There is also some tape deterioration during “White Summer.” November 7th is also the rarest of the four Winterland shows, previously available on Winter Of Our Content (Missing Link ML-008/9) and Room 2/3 (Image Quality IQ-019/20/21), and most recently on Heartbreaker (Tarantura TCD-92-1, 2) in the Good Old Led Zeppelin boxset.
The introduction is cut out and the tape starts at the “Good Times Bad Times” introduction leading into a heavy “Communication Breakdown.” Before the new song “Heartbreaker” there is some disturbance in the crowd. Plant says: “this is the second night out of three that … hang on a minute … yeah this is the second night out of three nights that we are spending in this place. That’s something like what over here you might call a head. This is the English equivalent. I just picked it up on stage with a question mark by it. So let’s try a couple things shall we? If we can get the people in the front to sit down a bit so the people behind can sit down. If everybody paid the same bread to get in then everybody’s entitled to see exactly what they want to see. So this brings us to ah, hang on, we don’t want an out and out riot. This is really uncalled for. Come on. Anyway, this is a thing off the new album.”
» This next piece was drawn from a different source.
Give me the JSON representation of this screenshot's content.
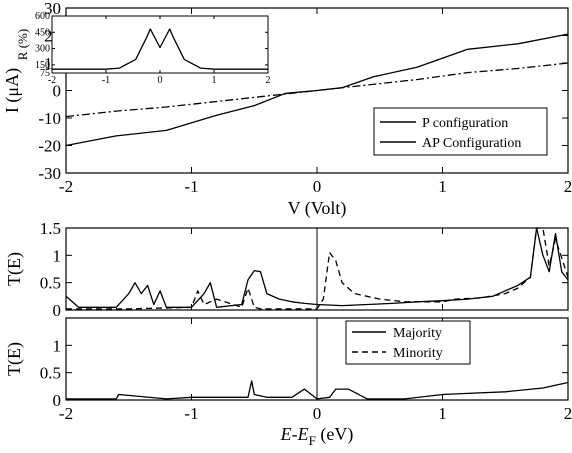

It’s performed as it was the previous night with a one-note introduction and a completely improvised guitar solo in the middle. “Dazed And Confused” is “something from a long time ago, perhaps nine months ago.” Seventeen minutes the epic lasts and sounds slightly slower and deliberate in this show. Plant gets a bit mixed up at one of the breaks but avoids catastrophe.
After a long “White Summer” they play “Babe I’m Gonna Leave You” for the final (recorded) time. It is assumed to be played the following night and then dropped forever, only to be resurrected almost thirty years later in the Page & Plant era. It being dropped is strange since it is still a compelling live piece and even seems to have evolved since the spring. Plant even throws in a verse of Neil Young’s “Down By The River” in the middle. “Thank you. Good Evening. This is a thing that sort of carries on a little bit, and this is on the second album. This is a thing called ‘But What is and What Should Never Be'” is Plant’s puzzling introduction.
Jimmy Page plays with an infectious lyricism not present in many versions of this song. The set ends with and intense “How Many More Times.” It is a shame the tape cuts out since, judging by the length of the first night, almost half of the song is missing. The first half’s guitar solo is again very melodic as it builds into “The Hunter.” The cut eliminates the rest of the song and the encores, which were probably “C’Mon Everybody” and “Something Else.”
Final Winterland is packaged in a fatboy jewel case which carries the six disc. The cover artwork has a boarder on top, something lacking in previous TCOLZ titles. Overall this is another very highly recommended title for the Led Zeppelin completist who wants the definitive collection from their final US tour in 1969. The label goes out on a high note with this release.